Er kommt wieder, der Dreck. Sie kommt vielleicht nie wieder, denn sie meint, ich würde mich drücken, wenn es ans Saubermachen geht. Das ist natürlich falsch. Ich putze ausgesprochen gerne neuerdings, was mit ihr zu tun hat und mit Frau Blohm.

Jetzt bin ich alle drei Wochen mit dem Treppenhaus dran, eine willkommene Gelegenheit, diese neue Leidenschaft auszuleben: das feuchte Aufwischen.

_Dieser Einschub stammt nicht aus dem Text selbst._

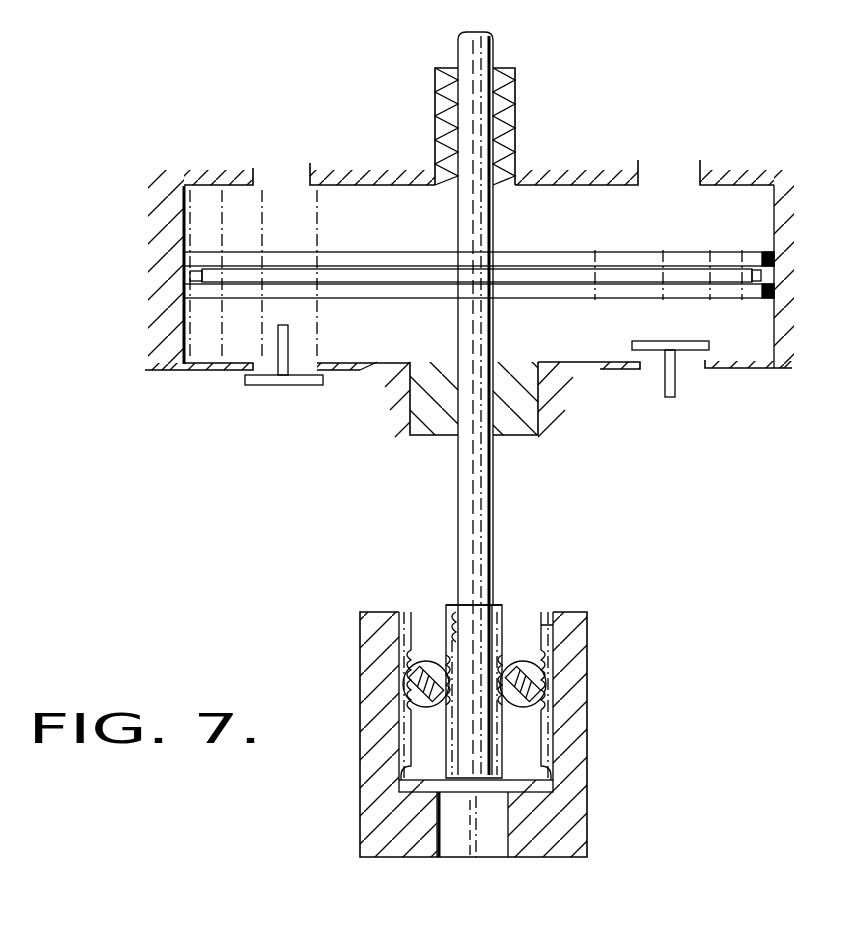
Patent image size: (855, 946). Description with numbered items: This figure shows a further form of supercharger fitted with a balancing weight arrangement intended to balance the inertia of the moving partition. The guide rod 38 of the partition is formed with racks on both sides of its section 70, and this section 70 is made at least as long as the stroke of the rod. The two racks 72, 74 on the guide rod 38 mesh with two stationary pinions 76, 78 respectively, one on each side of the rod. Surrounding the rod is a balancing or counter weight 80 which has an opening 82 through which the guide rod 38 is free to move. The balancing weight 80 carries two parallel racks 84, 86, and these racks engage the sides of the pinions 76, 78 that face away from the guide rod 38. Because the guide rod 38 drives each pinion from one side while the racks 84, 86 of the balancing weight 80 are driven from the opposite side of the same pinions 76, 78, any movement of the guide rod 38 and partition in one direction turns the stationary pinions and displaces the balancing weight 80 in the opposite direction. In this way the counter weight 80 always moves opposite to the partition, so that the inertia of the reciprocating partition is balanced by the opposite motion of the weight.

The guide rod 38 is at (495, 46).
The section 70 is at (508, 610).
The rack 72 is at (500, 612).
The rack 74 is at (447, 612).
The stationary pinion 76 is at (406, 678).
The stationary pinion 78 is at (540, 690).
The balancing weight 80 is at (552, 815).
The opening 82 is at (447, 830).
The rack 84 is at (410, 748).
The rack 86 is at (537, 730).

Eine Wahl habe ich sowieso nicht. Wie Frau Blohm das anstellt, ist mir ein Rätsel, jedenfalls kann sie mir auf den Kopf zusagen, ob ich meine Mieterpflicht erfüllt habe oder nicht. Lange Zeit habe ich geglaubt, daß Frau Blohm im Treppenhaus einen Testschmutz anbringt, um herauszufinden, ob ich gewischt habe.

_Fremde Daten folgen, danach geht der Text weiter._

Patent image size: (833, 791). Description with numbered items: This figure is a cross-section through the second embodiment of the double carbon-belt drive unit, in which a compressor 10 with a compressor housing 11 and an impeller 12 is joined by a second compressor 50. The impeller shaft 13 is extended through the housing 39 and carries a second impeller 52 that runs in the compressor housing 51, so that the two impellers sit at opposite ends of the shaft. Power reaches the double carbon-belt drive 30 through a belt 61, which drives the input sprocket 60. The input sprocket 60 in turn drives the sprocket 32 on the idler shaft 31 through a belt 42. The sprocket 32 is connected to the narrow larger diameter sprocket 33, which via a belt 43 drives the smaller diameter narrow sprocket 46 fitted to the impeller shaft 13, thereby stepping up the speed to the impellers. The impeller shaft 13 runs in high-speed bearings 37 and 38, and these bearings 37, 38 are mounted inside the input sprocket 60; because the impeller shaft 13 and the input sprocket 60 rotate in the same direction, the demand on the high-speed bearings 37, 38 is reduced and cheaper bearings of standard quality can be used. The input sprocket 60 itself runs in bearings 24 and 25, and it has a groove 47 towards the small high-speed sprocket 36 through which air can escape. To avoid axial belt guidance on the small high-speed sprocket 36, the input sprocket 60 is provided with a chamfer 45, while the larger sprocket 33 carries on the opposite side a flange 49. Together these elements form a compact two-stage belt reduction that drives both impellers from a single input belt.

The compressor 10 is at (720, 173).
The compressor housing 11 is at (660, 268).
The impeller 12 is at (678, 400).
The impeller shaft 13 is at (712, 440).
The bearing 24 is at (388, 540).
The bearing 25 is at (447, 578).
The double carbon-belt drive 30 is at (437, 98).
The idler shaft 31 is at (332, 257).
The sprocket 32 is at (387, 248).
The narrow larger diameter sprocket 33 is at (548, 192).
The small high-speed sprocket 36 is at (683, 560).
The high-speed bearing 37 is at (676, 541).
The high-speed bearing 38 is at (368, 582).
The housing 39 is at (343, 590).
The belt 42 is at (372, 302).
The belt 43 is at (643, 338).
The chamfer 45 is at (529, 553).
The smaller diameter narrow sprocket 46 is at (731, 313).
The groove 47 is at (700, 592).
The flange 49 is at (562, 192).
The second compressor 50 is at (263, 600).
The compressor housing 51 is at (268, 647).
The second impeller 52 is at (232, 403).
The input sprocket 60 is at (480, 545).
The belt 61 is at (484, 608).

Mittlerweile weiß ich, daß das nicht stimmt, denn man sieht es mir einfach an.

Ich mache nach dem Putzen einen etwas wehmütigen, aber wahnsinnig gelösten Eindruck, so wie andere vor der Zigarette danach. Das war früher nicht so.

Daß es jetzt anders ist, das liegt an der, von der ich mich eben am Bahnhof verabschiedet habe. Als sie in mein Leben trat vor drei Monaten, da brachte sie eine grelle Plastikflasche mit.